Pakistan will integrate climate considerations into fiscal planning, adopt green-finance regulations, and launch a carbon levy on fossil fuels to fund the transition. Social spending is also rising: the BISP Kafaalat payment increased to PKR 13,500 in January and will reach PKR 14,500 by January 2026, with 700,000 new families added to the safety net.
Health and education spending — still below 2.4% of GDP — must rise further if social outcomes are to improve. Meanwhile, expanding conditional cash transfers and scaling climate-resilient infrastructure are critical for sustaining inclusive growth.
The road ahead: Execution is everything
The October SLA confirms that Pakistan’s macroeconomic trajectory is moving in the right direction — inflation is moderating, reserves are rebuilding, and fiscal balances are improving. But the next phase will be harder. Structural reforms, especially in taxation, energy, and SOE governance, will require deep political commitment, while climate shocks will continue to test resilience, as evidenced by the recent floods’ impact on growth.

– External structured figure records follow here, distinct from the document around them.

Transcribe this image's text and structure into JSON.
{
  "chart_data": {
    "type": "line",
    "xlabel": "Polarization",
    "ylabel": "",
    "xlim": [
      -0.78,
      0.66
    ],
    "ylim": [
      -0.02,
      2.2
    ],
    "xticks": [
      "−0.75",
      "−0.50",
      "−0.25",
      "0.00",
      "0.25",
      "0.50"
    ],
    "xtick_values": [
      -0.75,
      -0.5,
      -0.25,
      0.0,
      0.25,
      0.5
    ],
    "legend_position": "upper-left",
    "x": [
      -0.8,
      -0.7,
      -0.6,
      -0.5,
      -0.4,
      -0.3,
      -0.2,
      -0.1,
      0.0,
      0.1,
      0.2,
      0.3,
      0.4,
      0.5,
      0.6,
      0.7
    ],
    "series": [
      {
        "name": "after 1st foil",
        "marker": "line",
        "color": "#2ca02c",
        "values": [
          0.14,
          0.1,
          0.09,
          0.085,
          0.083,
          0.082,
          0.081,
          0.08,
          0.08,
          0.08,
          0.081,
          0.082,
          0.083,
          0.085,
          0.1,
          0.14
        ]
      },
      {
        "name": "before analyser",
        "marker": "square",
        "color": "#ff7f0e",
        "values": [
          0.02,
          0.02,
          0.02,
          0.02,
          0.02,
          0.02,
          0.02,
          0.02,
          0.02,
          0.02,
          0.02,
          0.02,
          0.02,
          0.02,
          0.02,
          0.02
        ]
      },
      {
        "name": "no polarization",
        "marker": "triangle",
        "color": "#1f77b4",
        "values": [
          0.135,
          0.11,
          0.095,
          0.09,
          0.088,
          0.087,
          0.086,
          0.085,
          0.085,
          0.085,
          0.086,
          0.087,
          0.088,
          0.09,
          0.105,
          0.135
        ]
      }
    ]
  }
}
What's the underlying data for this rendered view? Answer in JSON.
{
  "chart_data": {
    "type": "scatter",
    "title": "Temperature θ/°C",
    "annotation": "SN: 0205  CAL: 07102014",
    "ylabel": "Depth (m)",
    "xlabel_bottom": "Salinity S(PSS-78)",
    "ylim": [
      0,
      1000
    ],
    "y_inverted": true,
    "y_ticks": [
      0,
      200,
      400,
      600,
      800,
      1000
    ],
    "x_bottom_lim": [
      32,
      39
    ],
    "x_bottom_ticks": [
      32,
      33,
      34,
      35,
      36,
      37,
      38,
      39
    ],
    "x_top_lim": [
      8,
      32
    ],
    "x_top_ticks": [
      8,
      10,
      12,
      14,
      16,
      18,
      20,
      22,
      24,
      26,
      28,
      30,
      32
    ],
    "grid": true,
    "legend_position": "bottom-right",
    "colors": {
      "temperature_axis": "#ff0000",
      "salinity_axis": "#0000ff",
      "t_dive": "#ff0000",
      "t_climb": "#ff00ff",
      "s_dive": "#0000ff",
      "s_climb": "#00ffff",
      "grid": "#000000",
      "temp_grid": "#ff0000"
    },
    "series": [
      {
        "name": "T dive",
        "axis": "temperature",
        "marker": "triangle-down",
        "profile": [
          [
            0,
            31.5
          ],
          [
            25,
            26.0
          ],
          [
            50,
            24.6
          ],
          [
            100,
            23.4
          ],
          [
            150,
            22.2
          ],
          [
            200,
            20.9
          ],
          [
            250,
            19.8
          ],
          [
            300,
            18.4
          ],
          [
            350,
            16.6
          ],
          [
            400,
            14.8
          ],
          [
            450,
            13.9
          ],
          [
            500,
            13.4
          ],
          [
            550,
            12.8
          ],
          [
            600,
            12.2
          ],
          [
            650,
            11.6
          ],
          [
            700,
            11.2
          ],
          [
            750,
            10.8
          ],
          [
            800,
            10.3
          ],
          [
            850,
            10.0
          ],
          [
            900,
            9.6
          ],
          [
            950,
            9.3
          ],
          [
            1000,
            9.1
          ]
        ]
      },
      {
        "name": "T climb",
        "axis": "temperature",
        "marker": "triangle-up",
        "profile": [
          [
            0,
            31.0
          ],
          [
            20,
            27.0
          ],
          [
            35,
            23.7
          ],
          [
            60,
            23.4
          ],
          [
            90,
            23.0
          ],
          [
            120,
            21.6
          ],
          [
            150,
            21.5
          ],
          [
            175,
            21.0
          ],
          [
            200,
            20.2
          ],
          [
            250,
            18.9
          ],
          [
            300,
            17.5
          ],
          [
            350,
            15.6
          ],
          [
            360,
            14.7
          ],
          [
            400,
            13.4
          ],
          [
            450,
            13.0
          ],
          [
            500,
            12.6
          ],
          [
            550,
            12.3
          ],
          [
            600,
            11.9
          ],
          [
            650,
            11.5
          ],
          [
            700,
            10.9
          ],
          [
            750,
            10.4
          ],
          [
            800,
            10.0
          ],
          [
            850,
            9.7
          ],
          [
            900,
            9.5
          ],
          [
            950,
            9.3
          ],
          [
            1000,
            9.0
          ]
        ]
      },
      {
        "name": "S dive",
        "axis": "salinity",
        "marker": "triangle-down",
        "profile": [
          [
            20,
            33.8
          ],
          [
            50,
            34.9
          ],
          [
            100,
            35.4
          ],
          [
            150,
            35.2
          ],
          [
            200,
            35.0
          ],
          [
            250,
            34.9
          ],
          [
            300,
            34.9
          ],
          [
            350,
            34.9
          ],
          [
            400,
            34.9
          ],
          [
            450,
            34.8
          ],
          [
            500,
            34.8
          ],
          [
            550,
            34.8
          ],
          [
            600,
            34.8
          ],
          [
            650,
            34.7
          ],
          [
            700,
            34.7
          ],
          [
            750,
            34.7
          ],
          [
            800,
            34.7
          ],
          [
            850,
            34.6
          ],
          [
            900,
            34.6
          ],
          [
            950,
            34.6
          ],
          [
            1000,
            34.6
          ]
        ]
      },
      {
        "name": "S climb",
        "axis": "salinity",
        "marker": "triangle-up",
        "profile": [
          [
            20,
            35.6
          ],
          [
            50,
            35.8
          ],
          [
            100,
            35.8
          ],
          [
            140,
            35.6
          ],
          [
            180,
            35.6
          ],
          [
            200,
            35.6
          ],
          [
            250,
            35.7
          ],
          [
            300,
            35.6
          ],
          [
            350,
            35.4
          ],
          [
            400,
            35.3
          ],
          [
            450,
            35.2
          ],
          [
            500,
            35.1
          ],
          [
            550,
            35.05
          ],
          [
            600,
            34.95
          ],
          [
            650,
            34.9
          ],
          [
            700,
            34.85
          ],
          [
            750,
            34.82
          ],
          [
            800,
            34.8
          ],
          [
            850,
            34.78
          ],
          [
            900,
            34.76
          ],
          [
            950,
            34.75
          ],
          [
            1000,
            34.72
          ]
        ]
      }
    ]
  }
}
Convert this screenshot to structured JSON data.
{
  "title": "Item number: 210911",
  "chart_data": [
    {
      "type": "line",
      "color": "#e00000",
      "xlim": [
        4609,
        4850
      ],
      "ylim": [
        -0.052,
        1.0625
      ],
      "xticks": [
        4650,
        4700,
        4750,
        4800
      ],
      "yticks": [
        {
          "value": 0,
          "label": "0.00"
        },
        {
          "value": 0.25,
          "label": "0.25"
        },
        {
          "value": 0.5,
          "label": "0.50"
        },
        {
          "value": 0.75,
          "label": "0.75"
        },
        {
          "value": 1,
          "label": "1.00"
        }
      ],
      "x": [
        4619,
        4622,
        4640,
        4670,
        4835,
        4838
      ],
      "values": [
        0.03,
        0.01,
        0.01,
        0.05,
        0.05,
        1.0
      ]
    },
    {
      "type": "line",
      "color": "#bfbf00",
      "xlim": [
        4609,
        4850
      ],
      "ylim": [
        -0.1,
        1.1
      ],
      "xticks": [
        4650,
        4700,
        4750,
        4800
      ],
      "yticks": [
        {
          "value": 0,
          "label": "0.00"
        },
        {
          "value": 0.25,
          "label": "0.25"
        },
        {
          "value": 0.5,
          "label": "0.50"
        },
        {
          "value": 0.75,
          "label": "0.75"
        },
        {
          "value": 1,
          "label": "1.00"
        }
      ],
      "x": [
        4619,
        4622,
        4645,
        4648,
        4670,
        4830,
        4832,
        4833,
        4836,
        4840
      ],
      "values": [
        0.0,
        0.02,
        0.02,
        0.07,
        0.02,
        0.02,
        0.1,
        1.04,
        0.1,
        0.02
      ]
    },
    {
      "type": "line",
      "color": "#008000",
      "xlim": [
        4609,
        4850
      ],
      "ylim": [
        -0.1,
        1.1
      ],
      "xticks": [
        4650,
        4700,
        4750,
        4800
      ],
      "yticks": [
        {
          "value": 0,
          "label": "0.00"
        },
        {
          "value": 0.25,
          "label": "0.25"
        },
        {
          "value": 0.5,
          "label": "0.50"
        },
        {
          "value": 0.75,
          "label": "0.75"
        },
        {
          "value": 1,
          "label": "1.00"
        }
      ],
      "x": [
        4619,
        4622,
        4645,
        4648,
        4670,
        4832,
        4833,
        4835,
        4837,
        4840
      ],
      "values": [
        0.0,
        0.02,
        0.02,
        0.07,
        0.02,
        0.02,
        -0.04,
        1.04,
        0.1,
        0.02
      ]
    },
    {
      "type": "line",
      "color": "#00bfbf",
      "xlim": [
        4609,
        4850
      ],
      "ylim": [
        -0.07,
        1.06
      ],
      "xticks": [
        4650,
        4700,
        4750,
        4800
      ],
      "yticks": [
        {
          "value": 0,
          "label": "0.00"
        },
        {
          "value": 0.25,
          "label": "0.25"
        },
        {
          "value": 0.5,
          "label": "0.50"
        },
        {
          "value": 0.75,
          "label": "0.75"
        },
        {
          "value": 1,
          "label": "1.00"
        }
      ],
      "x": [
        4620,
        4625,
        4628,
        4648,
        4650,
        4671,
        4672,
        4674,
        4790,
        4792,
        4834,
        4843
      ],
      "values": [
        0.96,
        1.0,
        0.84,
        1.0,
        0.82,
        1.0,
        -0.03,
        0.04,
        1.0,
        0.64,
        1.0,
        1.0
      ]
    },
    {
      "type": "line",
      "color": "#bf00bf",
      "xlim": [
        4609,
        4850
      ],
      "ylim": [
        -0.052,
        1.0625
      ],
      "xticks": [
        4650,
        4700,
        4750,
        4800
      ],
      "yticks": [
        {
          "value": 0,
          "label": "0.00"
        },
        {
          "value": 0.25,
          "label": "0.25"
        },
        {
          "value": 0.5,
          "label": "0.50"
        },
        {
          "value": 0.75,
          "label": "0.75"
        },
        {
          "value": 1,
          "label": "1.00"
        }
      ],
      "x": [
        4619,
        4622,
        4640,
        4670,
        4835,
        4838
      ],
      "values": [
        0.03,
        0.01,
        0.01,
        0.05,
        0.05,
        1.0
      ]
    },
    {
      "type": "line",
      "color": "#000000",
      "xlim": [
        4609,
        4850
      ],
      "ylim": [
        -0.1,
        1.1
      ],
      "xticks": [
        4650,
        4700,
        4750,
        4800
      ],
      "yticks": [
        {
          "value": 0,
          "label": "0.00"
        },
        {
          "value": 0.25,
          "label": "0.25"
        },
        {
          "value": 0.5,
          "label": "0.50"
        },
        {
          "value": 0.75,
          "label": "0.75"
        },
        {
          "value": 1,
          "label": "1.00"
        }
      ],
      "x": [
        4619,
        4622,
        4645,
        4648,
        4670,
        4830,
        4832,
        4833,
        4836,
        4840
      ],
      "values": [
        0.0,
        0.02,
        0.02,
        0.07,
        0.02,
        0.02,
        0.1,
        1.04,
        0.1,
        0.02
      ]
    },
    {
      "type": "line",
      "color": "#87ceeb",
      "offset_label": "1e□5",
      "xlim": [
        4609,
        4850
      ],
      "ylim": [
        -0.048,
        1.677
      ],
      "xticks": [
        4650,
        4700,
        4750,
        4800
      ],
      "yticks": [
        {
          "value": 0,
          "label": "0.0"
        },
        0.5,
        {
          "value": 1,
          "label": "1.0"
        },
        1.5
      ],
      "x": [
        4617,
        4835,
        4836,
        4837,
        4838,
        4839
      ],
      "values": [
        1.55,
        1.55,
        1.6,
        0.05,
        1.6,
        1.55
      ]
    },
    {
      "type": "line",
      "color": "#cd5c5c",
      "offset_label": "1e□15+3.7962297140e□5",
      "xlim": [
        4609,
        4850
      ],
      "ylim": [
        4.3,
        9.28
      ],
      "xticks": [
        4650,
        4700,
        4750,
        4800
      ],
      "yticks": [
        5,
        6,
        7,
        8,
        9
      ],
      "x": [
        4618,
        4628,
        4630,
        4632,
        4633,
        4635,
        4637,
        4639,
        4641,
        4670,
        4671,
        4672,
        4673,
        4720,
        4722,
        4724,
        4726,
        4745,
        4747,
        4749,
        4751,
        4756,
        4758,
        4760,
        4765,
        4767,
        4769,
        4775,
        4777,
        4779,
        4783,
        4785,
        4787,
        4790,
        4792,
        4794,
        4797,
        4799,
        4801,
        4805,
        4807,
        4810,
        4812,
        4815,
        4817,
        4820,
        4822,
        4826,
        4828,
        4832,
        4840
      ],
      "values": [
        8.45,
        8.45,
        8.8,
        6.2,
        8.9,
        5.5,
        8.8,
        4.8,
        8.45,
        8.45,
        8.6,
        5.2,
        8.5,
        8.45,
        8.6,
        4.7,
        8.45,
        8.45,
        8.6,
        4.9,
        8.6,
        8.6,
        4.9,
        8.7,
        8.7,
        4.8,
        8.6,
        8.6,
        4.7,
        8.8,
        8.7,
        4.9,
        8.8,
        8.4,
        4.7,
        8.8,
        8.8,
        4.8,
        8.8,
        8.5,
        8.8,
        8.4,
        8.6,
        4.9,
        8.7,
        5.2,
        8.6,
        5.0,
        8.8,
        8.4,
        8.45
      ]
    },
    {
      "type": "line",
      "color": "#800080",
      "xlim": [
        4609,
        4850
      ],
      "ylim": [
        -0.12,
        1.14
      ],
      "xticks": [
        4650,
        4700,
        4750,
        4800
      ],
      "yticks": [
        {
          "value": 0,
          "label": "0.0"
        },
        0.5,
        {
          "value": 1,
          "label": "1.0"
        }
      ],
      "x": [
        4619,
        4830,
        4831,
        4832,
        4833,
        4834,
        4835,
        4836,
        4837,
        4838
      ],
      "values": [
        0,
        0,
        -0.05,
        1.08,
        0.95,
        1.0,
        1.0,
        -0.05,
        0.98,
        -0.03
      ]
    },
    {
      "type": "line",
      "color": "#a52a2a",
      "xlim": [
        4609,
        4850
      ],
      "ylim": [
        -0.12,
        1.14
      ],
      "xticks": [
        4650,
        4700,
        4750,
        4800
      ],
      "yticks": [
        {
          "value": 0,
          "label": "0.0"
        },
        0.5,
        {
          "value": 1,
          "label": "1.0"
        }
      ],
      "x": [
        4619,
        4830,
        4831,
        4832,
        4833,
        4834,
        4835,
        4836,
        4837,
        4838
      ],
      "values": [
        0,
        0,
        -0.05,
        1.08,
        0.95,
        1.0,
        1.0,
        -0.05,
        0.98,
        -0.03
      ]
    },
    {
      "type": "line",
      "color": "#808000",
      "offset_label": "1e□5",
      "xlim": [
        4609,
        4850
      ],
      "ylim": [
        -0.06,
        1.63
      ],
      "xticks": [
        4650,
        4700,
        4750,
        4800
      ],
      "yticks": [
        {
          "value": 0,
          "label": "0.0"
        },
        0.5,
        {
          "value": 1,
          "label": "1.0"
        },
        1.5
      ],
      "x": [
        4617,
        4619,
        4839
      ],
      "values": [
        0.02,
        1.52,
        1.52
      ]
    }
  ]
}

Once approved by the IMF Executive Board, the agreement will unlock around $1 billion under the EFF and an additional $200 million under the RSF, bringing total disbursements under both facilities to approximately $3.3 billion. This fresh inflow of financing will provide crucial support to foreign reserves, fiscal buffers, and reform execution at a time when external conditions remain volatile.
If Pakistan sustains momentum, the EFF-RSF combination could lay the foundations for durable macro-stability and higher-quality growth. If not, the gains of the past three years risk being undone and followed by another cycle of crisis and bailout.